Day 5 – A Sacrifice Too Great
Any 200-mile backpacking trip needs much consideration of the discomforts, risks and dangers. As you read this today, I have walked approximately 75 miles along well used highway in the company of cars and trucks speeding by. It is late winter and the weather can range from warm sunny days to cold rainy nights. This is not a trip to plan hastily. I feel confident that if anything at all goes awry I have in my pack what I need or I can call for help with my cell phone or satellite communicator. Help is at my finger tips.
But it is in this area of Powell Valley, along Wallen’s Creek, that several young men had their trip and their lives cut short.
Daniel Boone had passed through Southwest Virginia several times to hunt and explore the newly found land of Kentucky. He knew that others were attempting settlements there and was keen on the idea. He recruited family and friends in the Yadkin river area and in the fall of 1773 they headed out to pursue new lives. About 40 pioneers altogether, they traveled with pack horses, cattle, chickens, pigs and every necessity for a frontier household.
The traveling was more difficult than expected so Boone sent his eldest son James along with the Mendinhall boys, John and Richard, back to Castle’s Wood for more provisions. After acquiring what they needed they were joined by 5 other men and began the trek back to the main party.
James and his companions camped along Wallen’s Creek on the night of October 9th. Wolves howled in the distance and the Mendinhall boys were concerned. Crabtree, a seasoned frontiersman, bedeviled the boys with stories of the Kentucky wilds and Buffalo bellowing from the tree tops. It was a good chuckle and the group faded off to sleep. But there were more than wolves in the woods that night.

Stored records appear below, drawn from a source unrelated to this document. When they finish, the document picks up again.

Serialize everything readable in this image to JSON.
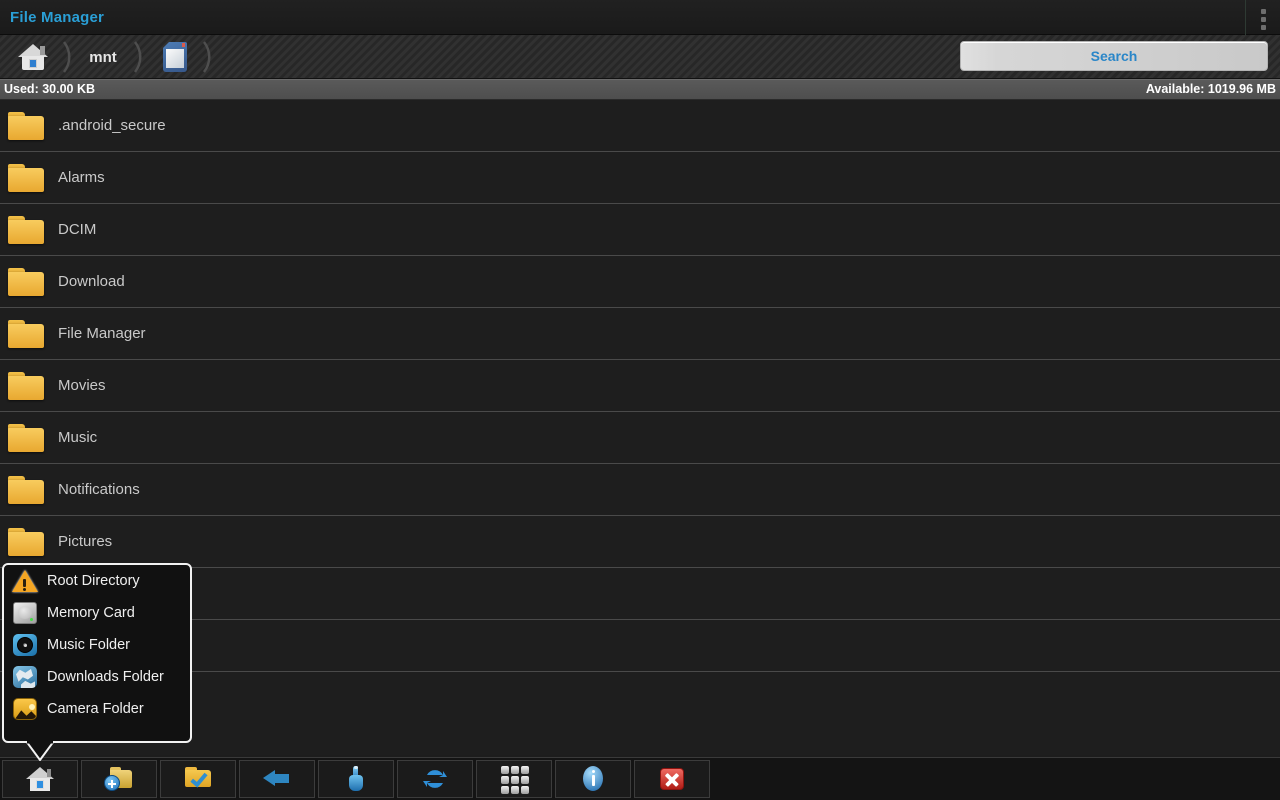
{
  "app": {
    "title": "File Manager",
    "overflow_icon": "overflow-menu-icon"
  },
  "breadcrumb": {
    "items": [
      {
        "icon": "home-icon",
        "label": ""
      },
      {
        "icon": "",
        "label": "mnt"
      },
      {
        "icon": "sdcard-icon",
        "label": ""
      }
    ]
  },
  "search": {
    "label": "Search",
    "placeholder": "Search",
    "icon": "search-icon",
    "text_color": "#2a86c8"
  },
  "storage": {
    "used": "Used: 30.00 KB",
    "available": "Available: 1019.96 MB"
  },
  "file_list": {
    "rows": [
      {
        "icon": "folder-icon",
        "name": ".android_secure"
      },
      {
        "icon": "folder-icon",
        "name": "Alarms"
      },
      {
        "icon": "folder-icon",
        "name": "DCIM"
      },
      {
        "icon": "folder-icon",
        "name": "Download"
      },
      {
        "icon": "folder-icon",
        "name": "File Manager"
      },
      {
        "icon": "folder-icon",
        "name": "Movies"
      },
      {
        "icon": "folder-icon",
        "name": "Music"
      },
      {
        "icon": "folder-icon",
        "name": "Notifications"
      },
      {
        "icon": "folder-icon",
        "name": "Pictures"
      },
      {
        "icon": "",
        "name": ""
      },
      {
        "icon": "",
        "name": ""
      },
      {
        "icon": "",
        "name": ""
      }
    ]
  },
  "popup_menu": {
    "items": [
      {
        "icon": "warning-triangle-icon",
        "label": "Root Directory"
      },
      {
        "icon": "hard-disk-icon",
        "label": "Memory Card"
      },
      {
        "icon": "vinyl-record-icon",
        "label": "Music Folder"
      },
      {
        "icon": "globe-download-icon",
        "label": "Downloads Folder"
      },
      {
        "icon": "picture-landscape-icon",
        "label": "Camera Folder"
      }
    ]
  },
  "toolbar": {
    "buttons": [
      {
        "icon": "home-icon",
        "name": "home-button"
      },
      {
        "icon": "new-folder-icon",
        "name": "new-folder-button"
      },
      {
        "icon": "select-folder-check-icon",
        "name": "select-all-button"
      },
      {
        "icon": "back-arrow-icon",
        "name": "back-button"
      },
      {
        "icon": "hand-select-icon",
        "name": "multi-select-button"
      },
      {
        "icon": "refresh-icon",
        "name": "refresh-button"
      },
      {
        "icon": "grid-view-icon",
        "name": "view-mode-button"
      },
      {
        "icon": "info-icon",
        "name": "info-button"
      },
      {
        "icon": "close-x-icon",
        "name": "exit-button"
      }
    ]
  },
  "colors": {
    "accent": "#2a9fd6",
    "folder": "#f0b429",
    "background": "#1e1e1e",
    "infobar": "#565656"
  }
}
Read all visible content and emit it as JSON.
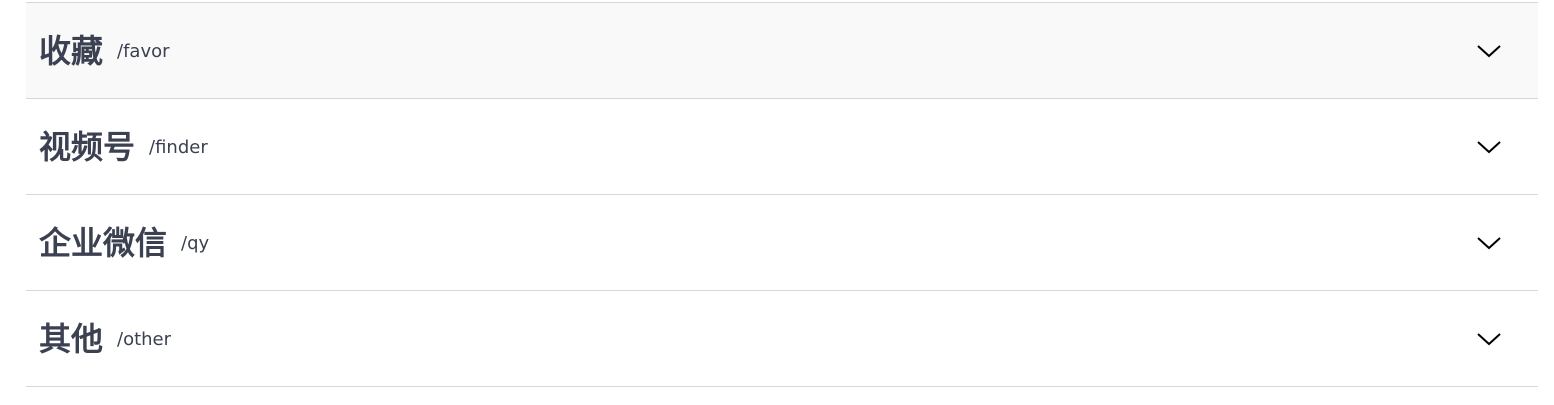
{
  "sections": [
    {
      "title": "收藏",
      "path": "/favor",
      "icon": "chevron-down-icon"
    },
    {
      "title": "视频号",
      "path": "/finder",
      "icon": "chevron-down-icon"
    },
    {
      "title": "企业微信",
      "path": "/qy",
      "icon": "chevron-down-icon"
    },
    {
      "title": "其他",
      "path": "/other",
      "icon": "chevron-down-icon"
    }
  ],
  "colors": {
    "text": "#3b4151",
    "divider": "#d6d6d6",
    "hover_bg": "#f9f9f9",
    "chevron": "#000000"
  }
}
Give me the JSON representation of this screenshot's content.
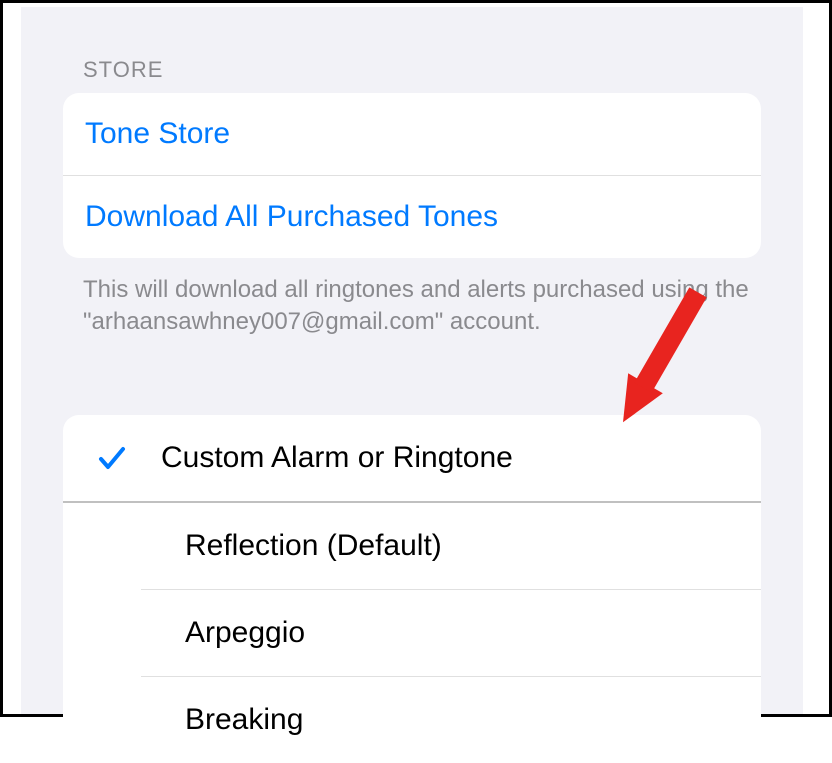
{
  "store": {
    "section_header": "STORE",
    "tone_store_label": "Tone Store",
    "download_all_label": "Download All Purchased Tones",
    "footer_text": "This will download all ringtones and alerts purchased using the \"arhaansawhney007@gmail.com\" account."
  },
  "ringtones": {
    "selected": {
      "label": "Custom Alarm or Ringtone"
    },
    "items": [
      {
        "label": "Reflection (Default)"
      },
      {
        "label": "Arpeggio"
      },
      {
        "label": "Breaking"
      }
    ]
  },
  "colors": {
    "link": "#007aff",
    "background": "#f2f2f7",
    "arrow": "#e8241f"
  }
}
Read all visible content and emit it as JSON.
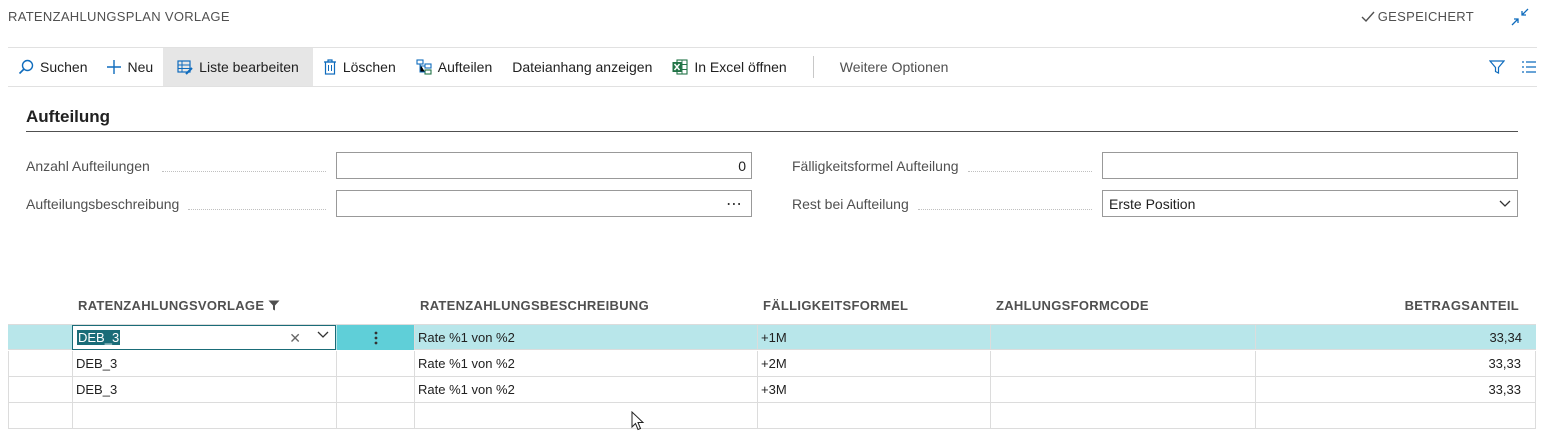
{
  "header": {
    "title": "RATENZAHLUNGSPLAN VORLAGE",
    "saved": "GESPEICHERT"
  },
  "toolbar": {
    "search": "Suchen",
    "new": "Neu",
    "edit_list": "Liste bearbeiten",
    "delete": "Löschen",
    "split": "Aufteilen",
    "attachment": "Dateianhang anzeigen",
    "excel": "In Excel öffnen",
    "more": "Weitere Optionen"
  },
  "section": {
    "title": "Aufteilung",
    "fields": {
      "count_label": "Anzahl Aufteilungen",
      "count_value": "0",
      "desc_label": "Aufteilungsbeschreibung",
      "desc_value": "",
      "due_label": "Fälligkeitsformel Aufteilung",
      "due_value": "",
      "rest_label": "Rest bei Aufteilung",
      "rest_value": "Erste Position"
    }
  },
  "grid": {
    "columns": [
      "RATENZAHLUNGSVORLAGE",
      "RATENZAHLUNGSBESCHREIBUNG",
      "FÄLLIGKEITSFORMEL",
      "ZAHLUNGSFORMCODE",
      "BETRAGSANTEIL"
    ],
    "rows": [
      {
        "template": "DEB_3",
        "description": "Rate %1 von %2",
        "formula": "+1M",
        "payment_code": "",
        "share": "33,34"
      },
      {
        "template": "DEB_3",
        "description": "Rate %1 von %2",
        "formula": "+2M",
        "payment_code": "",
        "share": "33,33"
      },
      {
        "template": "DEB_3",
        "description": "Rate %1 von %2",
        "formula": "+3M",
        "payment_code": "",
        "share": "33,33"
      },
      {
        "template": "",
        "description": "",
        "formula": "",
        "payment_code": "",
        "share": ""
      }
    ]
  },
  "colors": {
    "accent": "#1a6c78",
    "selected_row": "#b8e6ea",
    "dots_button": "#5fcfd8",
    "icon_blue": "#0f6cbd",
    "excel_green": "#217346"
  }
}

As the sun peaked over the hills, more than a dozen Indians fired their guns into the sleeping group. The Mendinhall boys died instantly. Crabtree and another man fled with injuries. Yet another man, Adam, ran and hid in a pile of driftwood by the creek, and it is that man who survived to give us this account.
James and another teen, Henry Russell, were both shot through the hips preventing them from escaping. As several Indians gathered the frightened horses and supplies, an Indian known as Big Jim proceeded to torture the 2 boys. James called Big Jim by name because this man had, at one time, been a visitor in the Boone home on the Yadkin. Far from pleasantries now, Big Jim showed no mercy as James first cried for his life to be spared, then cried to be put out of his suffering. With a tomahawk and knife, Big Jim finished the boys and joined his raiding party.
Word of the tragedy was carried ahead to Daniel’s party by someone who happened on the scene very soon after the Indians departed. Boone Secured his party from possible attack as others went back to bury the boys.
This event destroyed the spirit of the pioneers and all turned back for the homes they had left.

HornintheWest via Compfight cc
In the spring, Daniel went on a hunt in the same area. While there he found the grave which had been disturbed by wolves and re-covered it with more dirt and logs. A storm arose and the mourning father camped for the night. He heard Indians approaching in the night and crept away with his horse. His son Nathan would later say, “The melancholy of [Boone’s] feelings mingled with the howling of the storm and the gloominess of the place made him feel worse than ever in his life.”
Today I pass by Hwy. 684 (Norray Rd.), a marker stands to represent the burial site of James and his companions.